Polish dataset will be released in our next dataset release (we don’t have a date yet, we are working on that)

Thank You for information, we are contributing hard to complete our dataset :wink:

Best Regards

1 Like

Please, note that Polish only has 8400 sentences, so current voice contributions are repetitions (that we should avoid for a higher quality dataset)

I recommend to check this topic and circulate with technical contributors so we can import a big number of sentences to Polish and have room for more voice recordings:

Thanks for your contributions!

Ok then, we will prepare batch from polish wikipedia - according
to instructions You provide. Can You tell me where can I find list
and number of Polish sentences?

BR

You can see some stats if you add Polish as your language on the sentence collector:

https://common-voice.github.io/sentence-collector/#/

Raw data is stored here:

Thanks!

How often do You update raw data on github?

  Does validated sentences means, that they are recorded and

approved within contributions on ?

This is usually exported weekly from sentence collector + any additional source imports (like the wikipedia process I recommend instead of manually collecting sentences)

Sentences need to be added and positively reviewed by two additional contributors to be “validated”.

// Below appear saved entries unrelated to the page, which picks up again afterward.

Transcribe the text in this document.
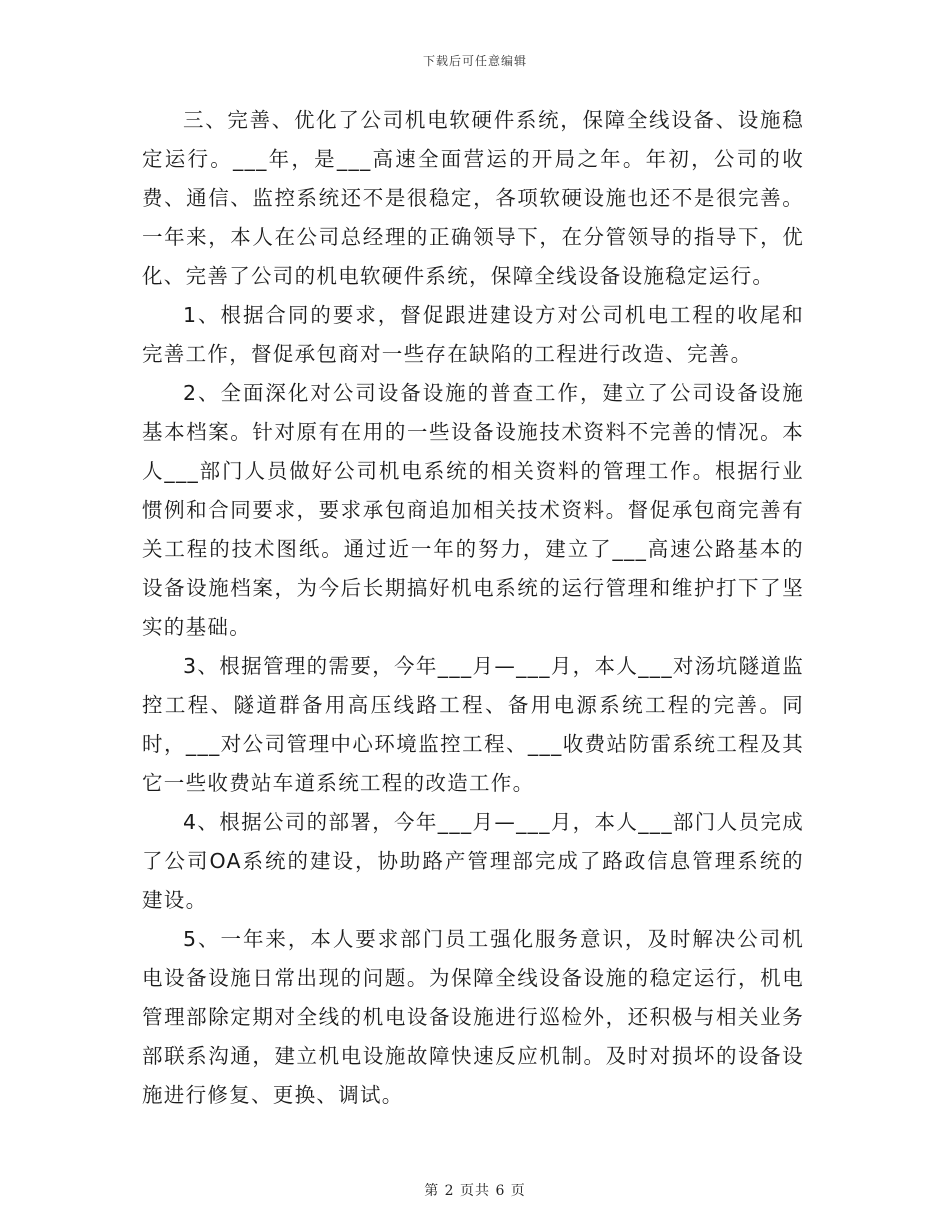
下载后可任意编辑

三、完善、优化了公司机电软硬件系统，保障全线设备、设施稳定运行。___年，是___高速全面营运的开局之年。年初，公司的收费、通信、监控系统还不是很稳定，各项软硬设施也还不是很完善。一年来，本人在公司总经理的正确领导下，在分管领导的指导下，优化、完善了公司的机电软硬件系统，保障全线设备设施稳定运行。

1、根据合同的要求，督促跟进建设方对公司机电工程的收尾和完善工作，督促承包商对一些存在缺陷的工程进行改造、完善。

2、全面深化对公司设备设施的普查工作，建立了公司设备设施基本档案。针对原有在用的一些设备设施技术资料不完善的情况。本人___部门人员做好公司机电系统的相关资料的管理工作。根据行业惯例和合同要求，要求承包商追加相关技术资料。督促承包商完善有关工程的技术图纸。通过近一年的努力，建立了___高速公路基本的设备设施档案，为今后长期搞好机电系统的运行管理和维护打下了坚实的基础。

3、根据管理的需要，今年___月—___月，本人___对汤坑隧道监控工程、隧道群备用高压线路工程、备用电源系统工程的完善。同时，___对公司管理中心环境监控工程、___收费站防雷系统工程及其它一些收费站车道系统工程的改造工作。

4、根据公司的部署，今年___月—___月，本人___部门人员完成了公司OA系统的建设，协助路产管理部完成了路政信息管理系统的建设。

5、一年来，本人要求部门员工强化服务意识，及时解决公司机电设备设施日常出现的问题。为保障全线设备设施的稳定运行，机电管理部除定期对全线的机电设备设施进行巡检外，还积极与相关业务部联系沟通，建立机电设施故障快速反应机制。及时对损坏的设备设施进行修复、更换、调试。

第 2 页共 6 页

Thanks for Your quick answer, at this moment we are preparing
large batch for collector from polish wikipedia. See You soon then

BR

I don’t know if I understood this correctly. But I want to note that wikipedia extraction is a separate process that can’t be added to the sentence collector, as explained in the topic I linked, it has its own process.

Just making sure we are on the same page :slight_smile:

Thanks again!

I know that, atm we are scrapping polish wiki - and filtering
sentences via wordlists and all those things, that You provide mi
in technical article. After that we will prepare it to add it to
sentece collector.

BR

Great news @aiteam, i wanted to do it myself. I am willing to review those sentences (as much as i can ofc), please, just ping me and others when you finish. :slightly_smiling_face:

I’ll reinforce my previous message, note that wikipedia extracted sentences are never imported into the sentence collector, please don’t do this.

The process is to contribute to the rulesets and blacklist:

And then the team will run the extraction and incorporate to Common Voice repo.

Thanks!

ahh. sh.t - i didnt understand Your idea. Do You already have
rulesets and blacklists for polish wikipedia scrapping database?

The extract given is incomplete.